While the conversations about “old money” and “stealth wealth” aesthetics have almost entirely focused on garments in recent years, the true telltale sign of dressing like a Rockefeller comes from the small details, like the jewelry that the one-percenters wear.
Whether it’s a Blancpain watch on the wrist or a pair of Jacques Marie Mage sunnies for a holiday in Biarritz, a true testament of high end style comes to knowing how to tap into the “if you know, you know” crowd without it looking like a costume. One of the easiest old money accessories to pull off may be with the most old money piece of jewelry of them all: the signet ring.
The History of the Signet Ring
The history of the signet ring can be traced back thousands of years to ancient civilizations across Greece, Egypt, and Mesopotamia. Signet rings were used as seals to mark important documents and goods, somewhat like a signature of sorts. These rings were typically made of precious materials like gold, silver, or gemstones and featured intricate engravings on the top. When pressed into clay or wax, signet rings leave a distinctive impression, thereby authenticating documents and sealing valuable items.
Because of the initial use being reserved for the upper-class, it soon became a symbolic marker of wealth and status. In medieval Europe, signet rings became adorned with family coats of arms and were passed down among generations of the wealthy and aristocratic.
These days, people aren’t authenticating their letters with a custom wax seal. Hell, many don’t even have all that many physical letters that need authenticating at all. Yet the signet ring lives on with a more fashion-forward vibe that acts as a shorthand of sorts to indicate (or fabricate) an old-money family history.
What To Know Before You Buy
There are a few key points when buying a signet ring if you want to keep it as traditional as possible. Of course, there’s no rule that says you have to follow these guidelines, but if you’re investing in a piece of jewerly, you might as well do it right the first time.
Material: Traditionally speaking, signet rings are gold, versus silver. Gold has historically been considered a more precious metal back to the time of the Pharaohs and it tends to have just a bit more presence on the hand than silver or rose gold. Go with solid gold as well, to avoid tarnishing, as this will become part of your daily rotation and should be water- and sweat-proof.
How to wear: A signet ring should be worn on the non-dominant hand’s pinky. Not only will it get less banged up on the hand you use less often, it can create a nice contrast to your watch or wedding ring.

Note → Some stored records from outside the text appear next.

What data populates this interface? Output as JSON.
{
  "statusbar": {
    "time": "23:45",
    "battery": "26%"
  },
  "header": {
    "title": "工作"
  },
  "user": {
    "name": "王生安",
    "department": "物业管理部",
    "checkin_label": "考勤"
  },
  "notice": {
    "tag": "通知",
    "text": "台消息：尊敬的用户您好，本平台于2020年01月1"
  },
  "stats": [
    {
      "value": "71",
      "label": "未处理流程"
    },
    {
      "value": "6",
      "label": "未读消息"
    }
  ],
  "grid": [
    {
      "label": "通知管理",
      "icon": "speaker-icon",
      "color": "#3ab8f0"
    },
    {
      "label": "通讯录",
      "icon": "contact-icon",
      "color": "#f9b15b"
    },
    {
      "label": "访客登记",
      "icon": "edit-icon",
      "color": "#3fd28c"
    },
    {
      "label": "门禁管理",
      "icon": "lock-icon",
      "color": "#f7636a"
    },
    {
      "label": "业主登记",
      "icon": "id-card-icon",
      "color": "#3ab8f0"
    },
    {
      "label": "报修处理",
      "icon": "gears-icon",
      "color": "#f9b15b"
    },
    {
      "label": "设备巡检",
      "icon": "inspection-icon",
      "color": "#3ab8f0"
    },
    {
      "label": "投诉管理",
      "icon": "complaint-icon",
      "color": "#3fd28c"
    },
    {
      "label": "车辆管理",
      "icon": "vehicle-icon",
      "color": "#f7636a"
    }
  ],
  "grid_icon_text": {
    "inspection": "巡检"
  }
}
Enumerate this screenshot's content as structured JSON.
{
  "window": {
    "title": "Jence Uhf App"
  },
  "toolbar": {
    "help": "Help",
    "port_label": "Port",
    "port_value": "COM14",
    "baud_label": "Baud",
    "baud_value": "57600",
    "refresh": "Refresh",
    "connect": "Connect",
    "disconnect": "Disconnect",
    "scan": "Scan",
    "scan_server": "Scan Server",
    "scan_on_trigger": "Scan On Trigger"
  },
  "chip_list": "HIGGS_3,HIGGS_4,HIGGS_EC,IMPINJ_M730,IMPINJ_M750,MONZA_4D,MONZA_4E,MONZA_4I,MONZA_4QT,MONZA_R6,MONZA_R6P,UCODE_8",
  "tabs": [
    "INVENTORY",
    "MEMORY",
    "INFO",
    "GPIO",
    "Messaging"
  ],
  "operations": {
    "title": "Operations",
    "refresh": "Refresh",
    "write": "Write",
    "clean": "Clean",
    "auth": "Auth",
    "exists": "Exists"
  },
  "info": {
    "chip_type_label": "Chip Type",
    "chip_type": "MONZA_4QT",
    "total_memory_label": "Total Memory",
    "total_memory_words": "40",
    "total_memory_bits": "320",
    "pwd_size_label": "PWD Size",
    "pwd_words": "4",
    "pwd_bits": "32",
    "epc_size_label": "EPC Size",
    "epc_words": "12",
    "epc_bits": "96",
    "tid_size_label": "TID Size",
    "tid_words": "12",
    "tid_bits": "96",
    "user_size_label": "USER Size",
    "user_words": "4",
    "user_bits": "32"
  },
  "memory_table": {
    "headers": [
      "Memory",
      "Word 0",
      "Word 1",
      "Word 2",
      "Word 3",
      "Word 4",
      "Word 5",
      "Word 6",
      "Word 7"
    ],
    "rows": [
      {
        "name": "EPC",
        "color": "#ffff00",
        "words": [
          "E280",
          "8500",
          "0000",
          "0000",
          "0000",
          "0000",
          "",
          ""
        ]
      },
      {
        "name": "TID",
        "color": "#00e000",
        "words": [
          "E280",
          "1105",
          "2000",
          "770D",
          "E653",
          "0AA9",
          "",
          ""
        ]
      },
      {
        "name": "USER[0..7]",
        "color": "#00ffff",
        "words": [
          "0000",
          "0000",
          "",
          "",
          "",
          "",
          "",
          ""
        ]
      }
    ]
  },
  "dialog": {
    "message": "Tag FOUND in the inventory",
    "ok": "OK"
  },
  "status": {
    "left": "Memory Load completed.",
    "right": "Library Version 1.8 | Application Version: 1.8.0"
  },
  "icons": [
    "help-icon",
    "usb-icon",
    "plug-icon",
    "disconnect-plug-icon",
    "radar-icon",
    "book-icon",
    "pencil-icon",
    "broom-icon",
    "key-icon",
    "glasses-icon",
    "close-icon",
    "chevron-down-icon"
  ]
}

Symbol and Monograms: If you want to invest in a signet ring, make sure that you’re designing it to blend in, not spand out. For instance, if your family has a family crest (that you didn’t just Google on the fly and adopt as your own), you can definitely go with that. Be aware that you may have a harder time finding a ringmaker who can engrave it properly versus a monogram. Most modern signets go with a monogram for this reason, but also so you don’t appear too much like you’re pretending. It’s hard to not look like you’re just playing make-believe when you’re wearing a custom designed family crest ring while living in, say, Ohio. Instead, go with something less conspicuous like your initials. If neither of those interest you, replacing an engraving with a precious stone is also an option, though not as popular.
Styling: Like a wedding ring, a signet ring is a part of your daily wardrobe and there’s no need to try to style it too overtly. Daily wear will add a patina and a few markings on it, which will only enhance the character.